Op een podium wordt de maatschappelijke realiteit noodgedwongen vereenvoudigd tot twee of meer mensen die met elkaar praten, dus tot interactieverhoudingen. Het theater reduceert de politieke sfeer dan ook tot machtige individuen en hun hofhoudingen: het komt nooit helemaal los van de voormoderne politiek van vorst of soeverein. Niks dossiers of papier, weg ministeries en verkiezingen, en nergens een Europese onderhandelingstafel. Als het over politiek gaat, tovert het theater ons nog altijd een wereld voor waarin ofwel sterke koningen of presidenten de dienst uitmaken ofwel machtige politici scenisch onzichtbare troepen commanderen. Het getoonde mag dan misschien hyperkritisch zijn, het doet nooit recht aan de complexiteit van de hedendaagse wereldpolitiek.

Als representatie- of communicatiedispositief kan het theater nooit een juist, laat staan een waar beeld van onze maatschappij aanmaken. Ze moet die immers onophoudelijk verkleinen, tot ze past binnen de ruimte van een modaal podium. De werking van macrosociale domeinen als het politieke systeem, wordt daarom vereenvoudigd tot de voorstelling van een groepje keuvelende of ruziënde mensen. De podiumkunst reduceert de samenleving kortom noodgedwongen tot een huiskamer, een eeuwig aanslepend gezinsdrama. Ze kan onmogelijk de suggestie ontwijken dat communicatie synoniem is met interactie, en de maatschappij dus altoos en overal uit intermenselijke verhoudingen bestaat.

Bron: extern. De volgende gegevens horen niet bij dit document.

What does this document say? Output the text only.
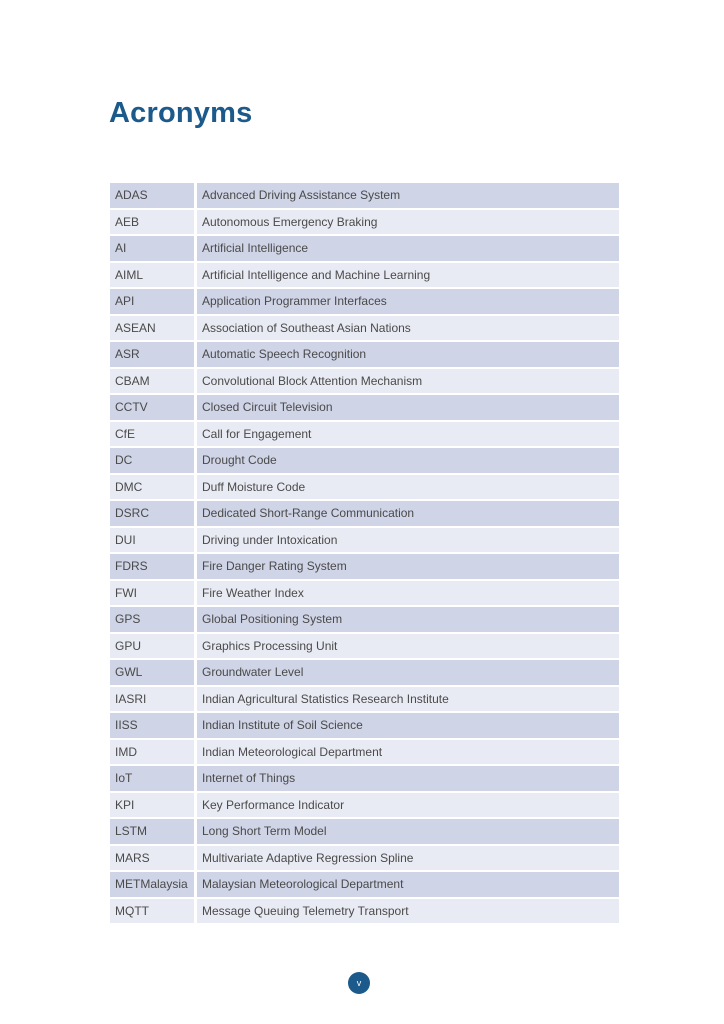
Acronyms
ADAS	Advanced Driving Assistance System
AEB	Autonomous Emergency Braking
AI	Artificial Intelligence
AIML	Artificial Intelligence and Machine Learning
API	Application Programmer Interfaces
ASEAN	Association of Southeast Asian Nations
ASR	Automatic Speech Recognition
CBAM	Convolutional Block Attention Mechanism
CCTV	Closed Circuit Television
CfE	Call for Engagement
DC	Drought Code
DMC	Duff Moisture Code
DSRC	Dedicated Short-Range Communication
DUI	Driving under Intoxication
FDRS	Fire Danger Rating System
FWI	Fire Weather Index
GPS	Global Positioning System
GPU	Graphics Processing Unit
GWL	Groundwater Level
IASRI	Indian Agricultural Statistics Research Institute
IISS	Indian Institute of Soil Science
IMD	Indian Meteorological Department
IoT	Internet of Things
KPI	Key Performance Indicator
LSTM	Long Short Term Model
MARS	Multivariate Adaptive Regression Spline
METMalaysia	Malaysian Meteorological Department
MQTT	Message Queuing Telemetry Transport
v
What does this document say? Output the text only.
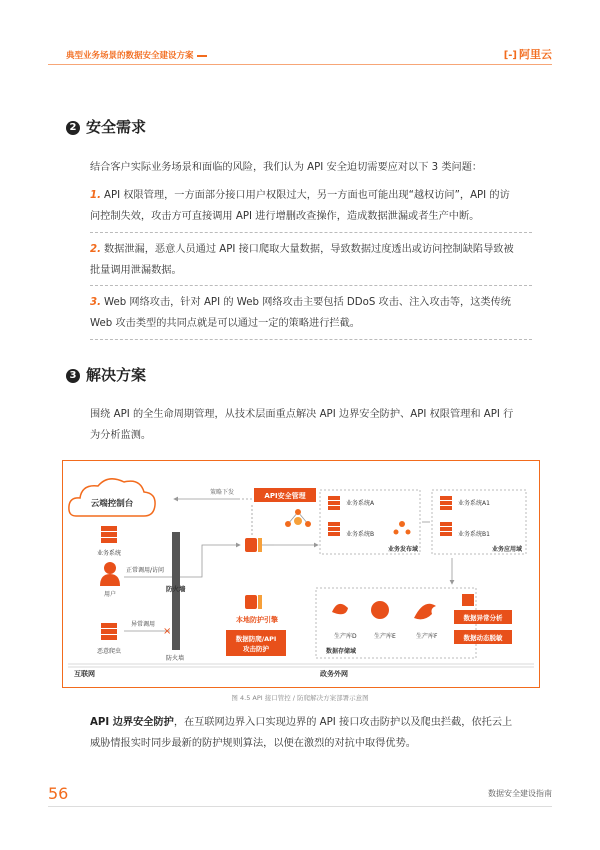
典型业务场景的数据安全建设方案	[-] 阿里云
2 安全需求
结合客户实际业务场景和面临的风险，我们认为 API 安全迫切需要应对以下 3 类问题：
1. API 权限管理，一方面部分接口用户权限过大，另一方面也可能出现“越权访问”，API 的访
问控制失效，攻击方可直接调用 API 进行增删改查操作，造成数据泄漏或者生产中断。
2. 数据泄漏，恶意人员通过 API 接口爬取大量数据，导致数据过度透出或访问控制缺陷导致被
批量调用泄漏数据。
3. Web 网络攻击，针对 API 的 Web 网络攻击主要包括 DDoS 攻击、注入攻击等，这类传统
Web 攻击类型的共同点就是可以通过一定的策略进行拦截。
3 解决方案
围绕 API 的全生命周期管理，从技术层面重点解决 API 边界安全防护、API 权限管理和 API 行
为分析监测。
云端控制台
策略下发	API安全管理
业务系统
用户
正常调用/访问
防火墙
防火墙
恶意爬虫
异常调用
×
本地防护引擎
数据防爬/API
攻击防护
业务系统A
业务系统B
业务发布域
业务系统A1
业务系统B1
业务应用域
生产库D	生产库E	生产库F
数据存储域
数据异常分析
数据动态脱敏
互联网	政务外网
图 4.5 API 接口管控 / 防爬解决方案部署示意图
API 边界安全防护，在互联网边界入口实现边界的 API 接口攻击防护以及爬虫拦截，依托云上
威胁情报实时同步最新的防护规则算法，以便在激烈的对抗中取得优势。
56	数据安全建设指南
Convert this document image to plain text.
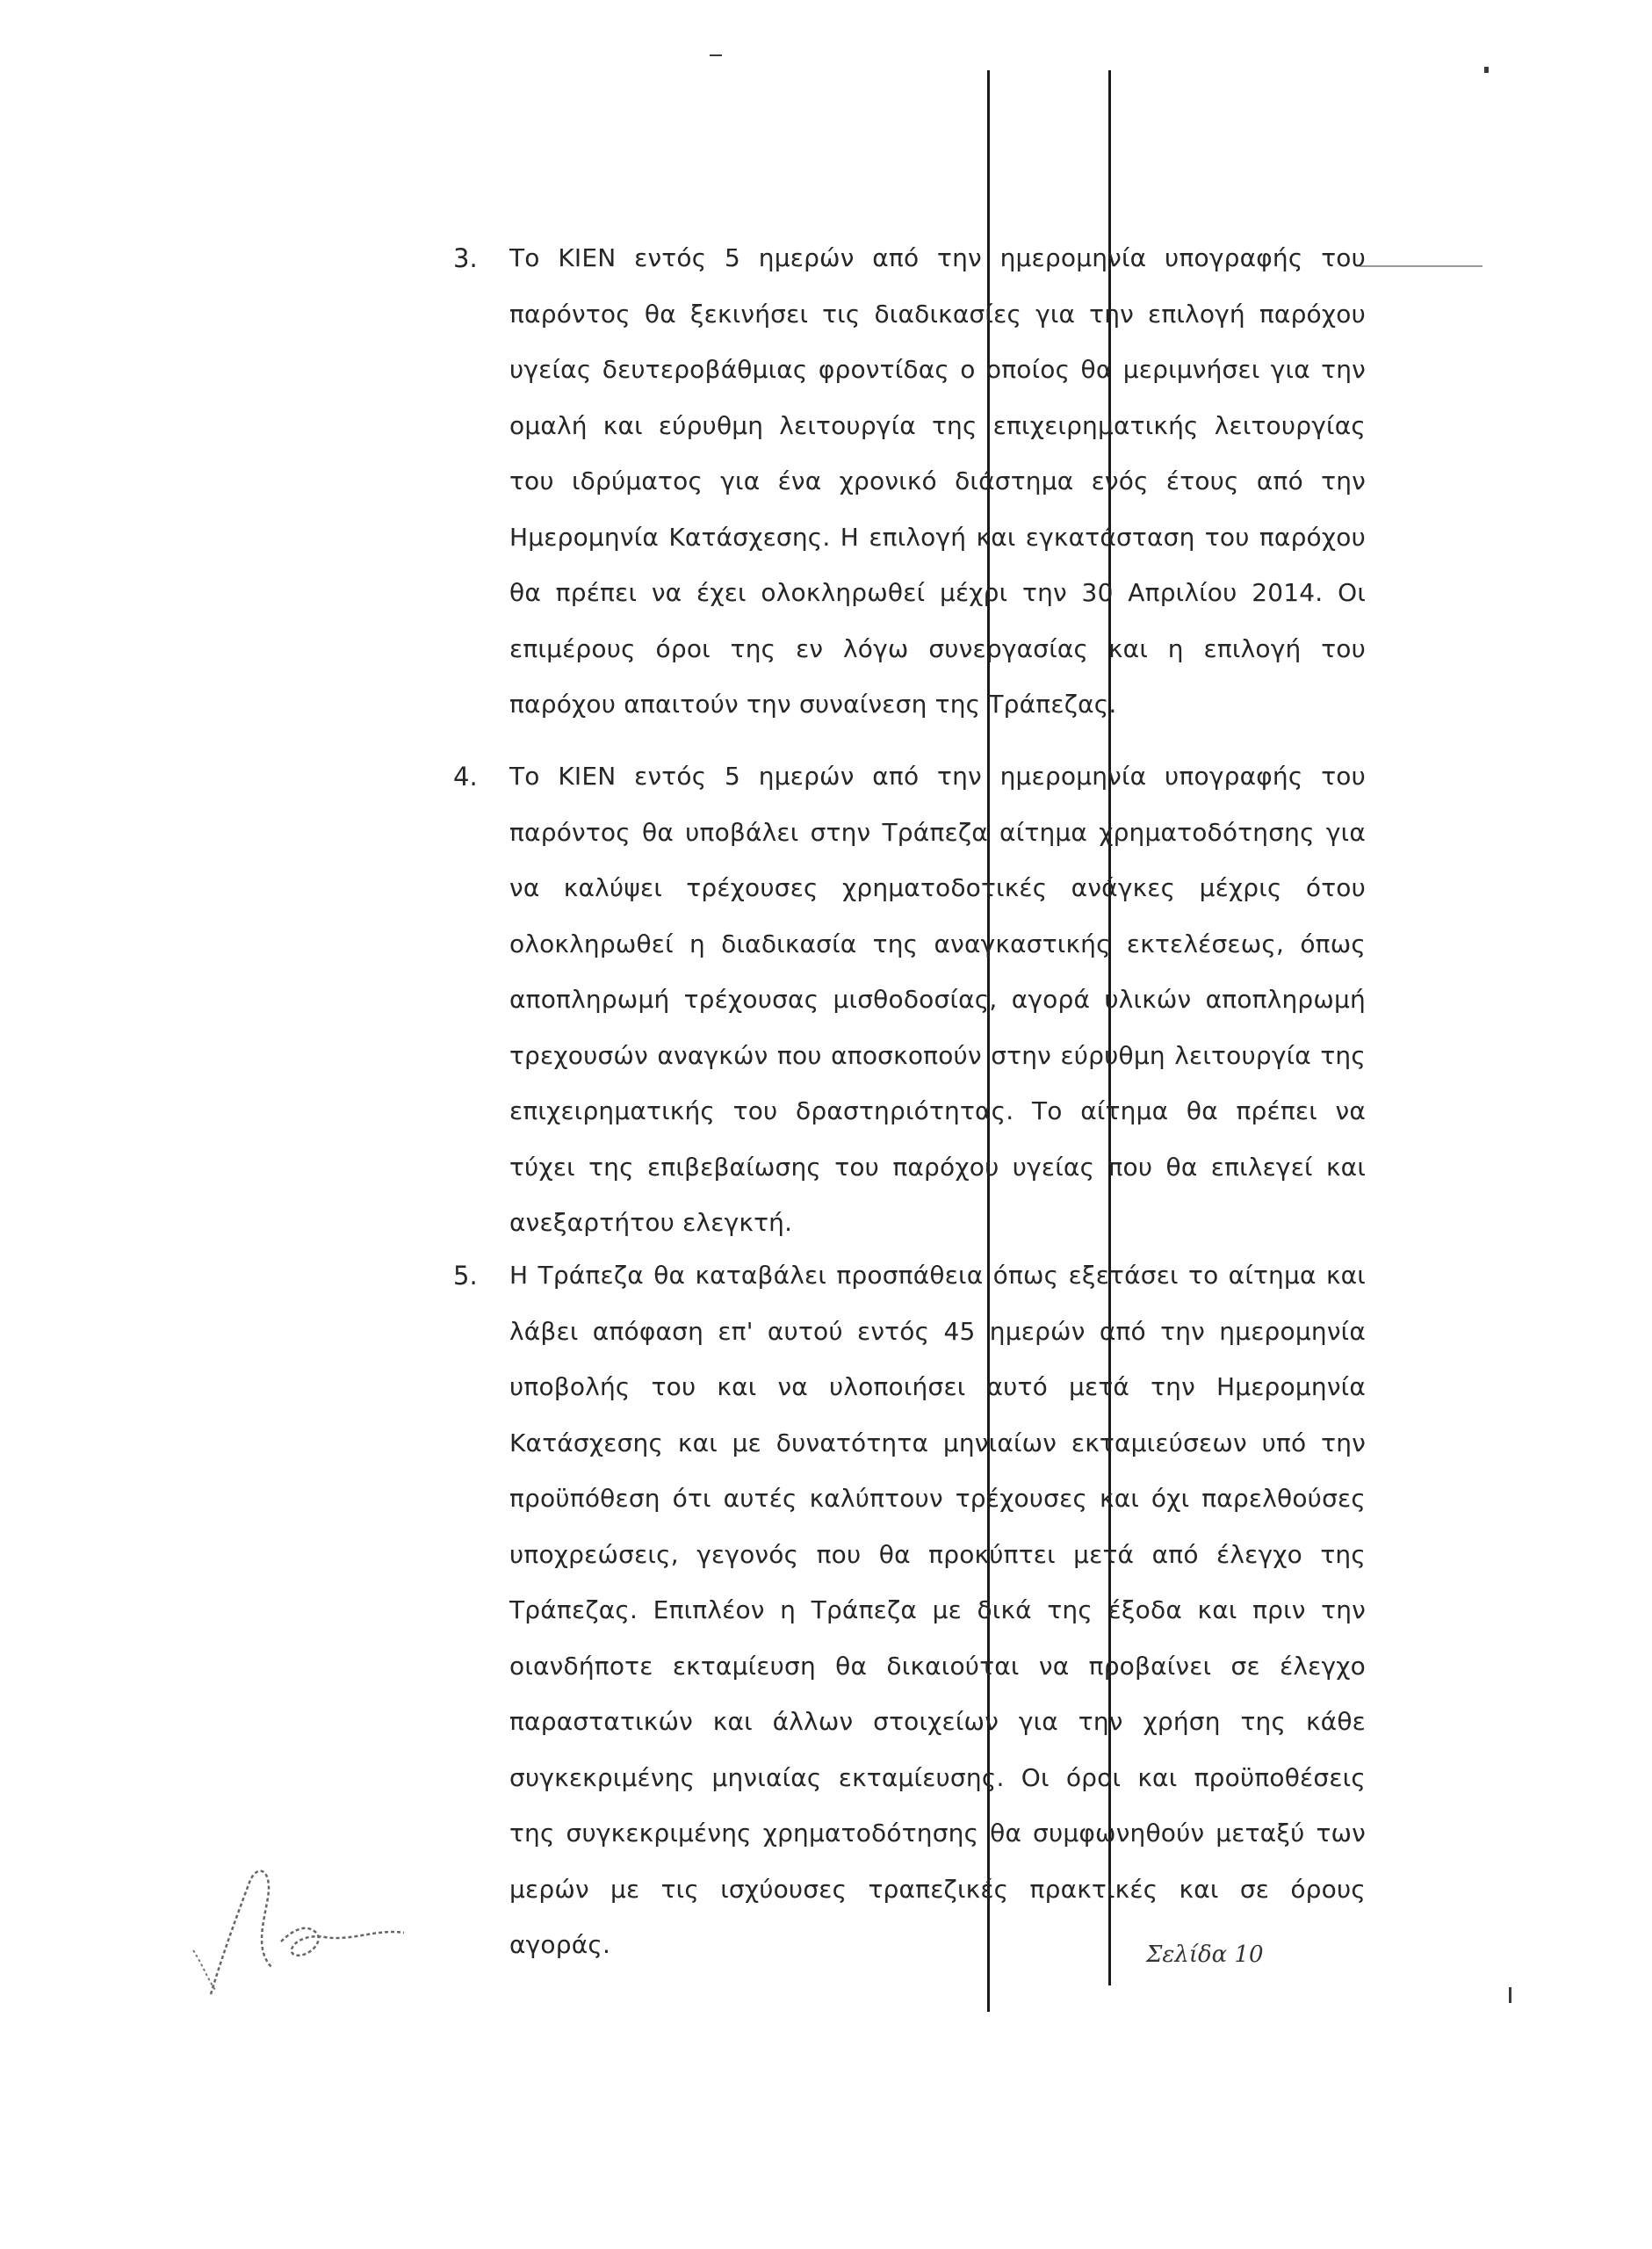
3. Το ΚΙΕΝ εντός 5 ημερών από την ημερομηνία υπογραφής του παρόντος θα ξεκινήσει τις διαδικασίες για την επιλογή παρόχου υγείας δευτεροβάθμιας φροντίδας ο οποίος θα μεριμνήσει για την ομαλή και εύρυθμη λειτουργία της επιχειρηματικής λειτουργίας του ιδρύματος για ένα χρονικό διάστημα ενός έτους από την Ημερομηνία Κατάσχεσης. Η επιλογή και εγκατάσταση του παρόχου θα πρέπει να έχει ολοκληρωθεί μέχρι την 30 Απριλίου 2014. Οι επιμέρους όροι της εν λόγω συνεργασίας και η επιλογή του παρόχου απαιτούν την συναίνεση της Τράπεζας.
4. Το ΚΙΕΝ εντός 5 ημερών από την ημερομηνία υπογραφής του παρόντος θα υποβάλει στην Τράπεζα αίτημα χρηματοδότησης για να καλύψει τρέχουσες χρηματοδοτικές ανάγκες μέχρις ότου ολοκληρωθεί η διαδικασία της αναγκαστικής εκτελέσεως, όπως αποπληρωμή τρέχουσας μισθοδοσίας, αγορά υλικών αποπληρωμή τρεχουσών αναγκών που αποσκοπούν στην εύρυθμη λειτουργία της επιχειρηματικής του δραστηριότητας. Το αίτημα θα πρέπει να τύχει της επιβεβαίωσης του παρόχου υγείας που θα επιλεγεί και ανεξαρτήτου ελεγκτή.
5. Η Τράπεζα θα καταβάλει προσπάθεια όπως εξετάσει το αίτημα και λάβει απόφαση επ' αυτού εντός 45 ημερών από την ημερομηνία υποβολής του και να υλοποιήσει αυτό μετά την Ημερομηνία Κατάσχεσης και με δυνατότητα μηνιαίων εκταμιεύσεων υπό την προϋπόθεση ότι αυτές καλύπτουν τρέχουσες και όχι παρελθούσες υποχρεώσεις, γεγονός που θα προκύπτει μετά από έλεγχο της Τράπεζας. Επιπλέον η Τράπεζα με δικά της έξοδα και πριν την οιανδήποτε εκταμίευση θα δικαιούται να προβαίνει σε έλεγχο παραστατικών και άλλων στοιχείων για την χρήση της κάθε συγκεκριμένης μηνιαίας εκταμίευσης. Οι όροι και προϋποθέσεις της συγκεκριμένης χρηματοδότησης θα συμφωνηθούν μεταξύ των μερών με τις ισχύουσες τραπεζικές πρακτικές και σε όρους αγοράς.	Σελίδα 10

Als het de maatschappij thematiseert, stoot het theater al snel op absolute grenzen. Als communicatief genre kan het bijvoorbeeld geen juist beeld ophangen van een oorlog of het functioneren van de wereldmarkt. Sociologisch gezien wordt de podiumkunst kortom gekenmerkt door een onophefbaar tekort aan theatraal voorstellingsvermogen. Een beetje intelligente theatermaker weet dat natuurlijk zelf ook wel. Als het stuk over oorlog of wereldpolitiek handelt, zal hij precies dat tekort tonen. (Ik denk in dit verband bijvoorbeeld aan de wijze waarop Jan Lauwers 'zijn' Needcompany het beruchte vijfde bedrijf uit Shakespeares King Lear liet spelen).

9.

Theaterpolitiek, dat is
- de gevestigden die met de meeste overheidscenten aan de haal gaan: de groten worden nog groter (het Mattheus-effect);
-  de middenmoters en, nog meer, de debutanten of onorthodoxen die elkaar verketteren in het gevecht om de overblijvende middelen 'het ressentiment van de armen';
- het selectief opnemen van niet-gevestigden door de gevestigden, die zo ook hun 'open geest' bevestigd, en hun hoge subsidies gelegitimeerd weten, 'de macht om te coˆpteren'.

10.

Ten slotte - de onvermijdelijke verwijzing naar Bertolt Brecht. Een enkel citaat moge volstaan: "Brecht liet het vochtig wasgoed in de korf van de actrice stoppen om ervoor te zorgen dat haar heup op de juiste manier bewoog, op de manier van een vervreemde wasvrouw. Heel goed is dat; maar het is ook stompzinnig, of niet soms? Want wat in de korf zo zwaar weegt, dat is niet het wasgoed, maar de tijd, de geschiedenis, en dat gewicht, hoe kan dat worden uitgebeeld? Het is onmogelijk om het politieke uit te beelden; het verzet zich tegen elke kopie, juist als men zich eindeloos veel moeite getroost om de kopie steeds waarheidsgetrouwer te maken. In tegenstelling tot het diep ingevreten geloof van alle socialistische kunsten, eindigt de nabootsing daar waar het politieke begint" (Roland Barthes).